Tagesgeld vs. Girokonto: Warum dein Geld auf dem Girokonto schrumpft
Auf deutschen Girokonten liegen Milliarden, die dort nichts verdienen – und real jedes Jahr weniger wert sind. Nicht weil jemand etwas wegnimmt, sondern weil die Inflation still mitisst: Bei 2 % Teuerung kauft dein Geld nach zehn Jahren rund ein Fünftel weniger ein.

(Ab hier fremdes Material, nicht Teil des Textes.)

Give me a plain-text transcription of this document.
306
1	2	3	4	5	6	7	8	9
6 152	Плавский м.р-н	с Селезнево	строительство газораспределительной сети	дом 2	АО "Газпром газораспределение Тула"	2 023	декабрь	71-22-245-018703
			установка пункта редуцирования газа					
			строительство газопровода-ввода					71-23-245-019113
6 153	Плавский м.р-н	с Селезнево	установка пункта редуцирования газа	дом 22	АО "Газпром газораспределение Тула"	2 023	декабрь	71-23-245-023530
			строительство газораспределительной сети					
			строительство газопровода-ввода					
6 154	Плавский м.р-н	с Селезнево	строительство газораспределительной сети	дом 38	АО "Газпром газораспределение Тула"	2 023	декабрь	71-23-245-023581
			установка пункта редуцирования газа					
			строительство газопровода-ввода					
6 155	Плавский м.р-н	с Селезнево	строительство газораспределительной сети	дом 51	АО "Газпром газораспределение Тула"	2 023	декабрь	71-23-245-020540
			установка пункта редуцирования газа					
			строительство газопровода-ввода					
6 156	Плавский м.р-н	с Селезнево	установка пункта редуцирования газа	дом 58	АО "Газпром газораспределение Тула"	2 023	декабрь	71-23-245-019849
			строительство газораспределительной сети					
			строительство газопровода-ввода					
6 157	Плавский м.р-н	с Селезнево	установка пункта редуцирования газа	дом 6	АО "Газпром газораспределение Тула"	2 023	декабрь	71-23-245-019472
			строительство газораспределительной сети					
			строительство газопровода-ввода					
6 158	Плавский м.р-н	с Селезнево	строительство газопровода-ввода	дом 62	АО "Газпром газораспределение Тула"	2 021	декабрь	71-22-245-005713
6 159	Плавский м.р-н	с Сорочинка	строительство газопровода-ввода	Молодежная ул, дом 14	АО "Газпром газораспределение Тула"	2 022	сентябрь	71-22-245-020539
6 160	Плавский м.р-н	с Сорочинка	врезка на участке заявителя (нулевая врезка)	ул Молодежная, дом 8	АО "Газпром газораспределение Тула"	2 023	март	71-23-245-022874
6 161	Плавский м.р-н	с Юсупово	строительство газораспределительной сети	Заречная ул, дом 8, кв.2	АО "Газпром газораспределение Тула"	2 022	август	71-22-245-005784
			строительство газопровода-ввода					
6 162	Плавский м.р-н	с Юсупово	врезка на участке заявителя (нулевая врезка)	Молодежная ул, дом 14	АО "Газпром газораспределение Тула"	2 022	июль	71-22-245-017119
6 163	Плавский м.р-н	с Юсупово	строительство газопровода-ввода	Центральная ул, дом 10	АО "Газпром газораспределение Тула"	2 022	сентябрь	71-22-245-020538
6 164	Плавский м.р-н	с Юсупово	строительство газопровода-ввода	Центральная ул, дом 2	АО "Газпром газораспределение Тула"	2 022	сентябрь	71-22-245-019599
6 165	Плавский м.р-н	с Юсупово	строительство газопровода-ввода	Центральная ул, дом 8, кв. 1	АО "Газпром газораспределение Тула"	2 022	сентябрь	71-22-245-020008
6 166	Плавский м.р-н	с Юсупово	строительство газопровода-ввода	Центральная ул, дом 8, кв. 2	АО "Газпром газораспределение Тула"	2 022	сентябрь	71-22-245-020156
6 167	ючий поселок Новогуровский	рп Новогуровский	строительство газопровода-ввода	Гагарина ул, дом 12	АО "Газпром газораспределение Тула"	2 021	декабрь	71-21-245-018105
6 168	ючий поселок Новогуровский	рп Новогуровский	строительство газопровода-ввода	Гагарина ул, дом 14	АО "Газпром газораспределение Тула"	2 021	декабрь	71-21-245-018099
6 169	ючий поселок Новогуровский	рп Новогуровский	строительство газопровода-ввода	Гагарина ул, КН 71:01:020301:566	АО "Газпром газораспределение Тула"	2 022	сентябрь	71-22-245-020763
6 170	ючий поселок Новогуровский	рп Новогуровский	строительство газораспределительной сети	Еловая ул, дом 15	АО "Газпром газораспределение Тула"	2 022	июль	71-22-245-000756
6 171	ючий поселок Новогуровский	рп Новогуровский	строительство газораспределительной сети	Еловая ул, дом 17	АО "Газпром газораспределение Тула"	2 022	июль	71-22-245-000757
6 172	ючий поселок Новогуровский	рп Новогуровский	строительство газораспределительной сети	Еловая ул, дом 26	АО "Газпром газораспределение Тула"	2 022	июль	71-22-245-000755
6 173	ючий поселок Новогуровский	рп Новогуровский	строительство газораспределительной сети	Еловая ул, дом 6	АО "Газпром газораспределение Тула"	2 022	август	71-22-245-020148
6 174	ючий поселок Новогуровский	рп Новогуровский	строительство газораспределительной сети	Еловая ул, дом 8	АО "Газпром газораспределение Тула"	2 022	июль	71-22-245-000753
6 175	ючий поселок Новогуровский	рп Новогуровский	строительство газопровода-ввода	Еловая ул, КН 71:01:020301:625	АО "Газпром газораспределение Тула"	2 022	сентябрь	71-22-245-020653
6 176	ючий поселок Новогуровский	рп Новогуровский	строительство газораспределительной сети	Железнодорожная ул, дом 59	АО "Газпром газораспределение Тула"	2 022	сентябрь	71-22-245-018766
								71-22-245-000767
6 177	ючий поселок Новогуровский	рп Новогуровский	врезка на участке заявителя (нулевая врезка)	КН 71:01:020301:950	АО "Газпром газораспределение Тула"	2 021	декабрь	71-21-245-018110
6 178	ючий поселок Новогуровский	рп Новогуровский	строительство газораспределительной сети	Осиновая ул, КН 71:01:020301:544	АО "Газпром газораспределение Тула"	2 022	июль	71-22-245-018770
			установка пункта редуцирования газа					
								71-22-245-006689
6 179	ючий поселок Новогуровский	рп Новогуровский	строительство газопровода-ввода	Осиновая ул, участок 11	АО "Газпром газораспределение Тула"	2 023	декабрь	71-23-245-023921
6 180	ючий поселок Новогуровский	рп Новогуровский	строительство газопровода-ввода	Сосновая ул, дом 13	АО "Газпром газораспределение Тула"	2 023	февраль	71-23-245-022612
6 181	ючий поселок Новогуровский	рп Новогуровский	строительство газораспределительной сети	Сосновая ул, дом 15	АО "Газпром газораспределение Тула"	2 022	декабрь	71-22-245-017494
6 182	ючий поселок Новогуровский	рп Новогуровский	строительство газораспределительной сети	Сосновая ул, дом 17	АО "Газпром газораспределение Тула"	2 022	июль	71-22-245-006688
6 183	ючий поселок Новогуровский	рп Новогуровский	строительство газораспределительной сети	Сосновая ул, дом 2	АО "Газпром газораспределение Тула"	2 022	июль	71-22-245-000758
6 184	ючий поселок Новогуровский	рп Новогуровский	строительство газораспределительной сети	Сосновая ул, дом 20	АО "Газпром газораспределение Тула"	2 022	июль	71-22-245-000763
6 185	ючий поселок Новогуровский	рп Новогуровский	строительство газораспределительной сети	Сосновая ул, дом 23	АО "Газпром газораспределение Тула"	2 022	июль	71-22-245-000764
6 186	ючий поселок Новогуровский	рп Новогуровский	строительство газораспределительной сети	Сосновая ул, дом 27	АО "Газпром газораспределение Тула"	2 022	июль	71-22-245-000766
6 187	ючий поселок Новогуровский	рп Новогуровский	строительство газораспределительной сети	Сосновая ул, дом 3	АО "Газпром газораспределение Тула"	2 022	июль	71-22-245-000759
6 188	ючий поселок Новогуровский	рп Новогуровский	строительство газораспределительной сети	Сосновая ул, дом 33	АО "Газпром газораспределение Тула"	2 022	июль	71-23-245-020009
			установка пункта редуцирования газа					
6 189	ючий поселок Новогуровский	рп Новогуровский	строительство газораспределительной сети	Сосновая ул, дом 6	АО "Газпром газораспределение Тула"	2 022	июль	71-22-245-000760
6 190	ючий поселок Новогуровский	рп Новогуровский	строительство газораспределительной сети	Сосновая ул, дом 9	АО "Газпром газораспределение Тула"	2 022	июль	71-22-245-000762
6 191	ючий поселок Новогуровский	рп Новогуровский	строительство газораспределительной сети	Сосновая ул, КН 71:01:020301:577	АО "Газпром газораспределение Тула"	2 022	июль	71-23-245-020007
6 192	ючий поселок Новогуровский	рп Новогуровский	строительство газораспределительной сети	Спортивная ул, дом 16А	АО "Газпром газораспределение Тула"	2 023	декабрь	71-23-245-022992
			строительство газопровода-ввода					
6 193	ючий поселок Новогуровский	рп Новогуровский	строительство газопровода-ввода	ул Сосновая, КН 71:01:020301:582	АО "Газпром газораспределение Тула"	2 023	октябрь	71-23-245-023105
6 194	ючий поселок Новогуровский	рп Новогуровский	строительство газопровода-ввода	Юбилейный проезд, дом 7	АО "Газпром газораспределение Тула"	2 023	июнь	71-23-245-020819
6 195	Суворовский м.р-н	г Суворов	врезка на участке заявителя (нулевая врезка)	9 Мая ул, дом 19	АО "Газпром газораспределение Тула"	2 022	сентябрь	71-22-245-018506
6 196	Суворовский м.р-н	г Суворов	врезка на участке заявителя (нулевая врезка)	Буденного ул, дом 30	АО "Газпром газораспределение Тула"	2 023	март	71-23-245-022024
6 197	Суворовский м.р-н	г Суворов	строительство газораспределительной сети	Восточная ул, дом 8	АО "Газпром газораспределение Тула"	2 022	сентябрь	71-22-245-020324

Girokonto und Tagesgeld haben verschiedene Jobs

Das Girokonto ist deine Drehscheibe: Gehalt rein, Miete raus, Karte zahlen. Dafür ist es gebaut – nicht zum Geldlagern. Das Tagesgeldkonto ist der Parkplatz daneben: täglich verfügbar, aber verzinst und vom Alltagsgeld getrennt.
- Verfügbarkeit: bei beiden täglich – Tagesgeld ist keine Festlegung, du kommst jederzeit ran.
- Zinsen: auf dem Girokonto praktisch immer null, auf Tagesgeld je nach Anbieter spürbar mehr.
- Psychologie: Was auf einem eigenen Konto liegt, gibst du nicht versehentlich mit aus.
Worauf du beim Vergleich wirklich achten solltest

- Basiszins statt Lockangebot: Aktionszinsen gelten oft nur wenige Monate für Neukunden – entscheidend ist, was danach übrig bleibt.
- Einlagensicherung: Innerhalb der EU sind 100.000 € pro Bank und Person gesetzlich abgesichert.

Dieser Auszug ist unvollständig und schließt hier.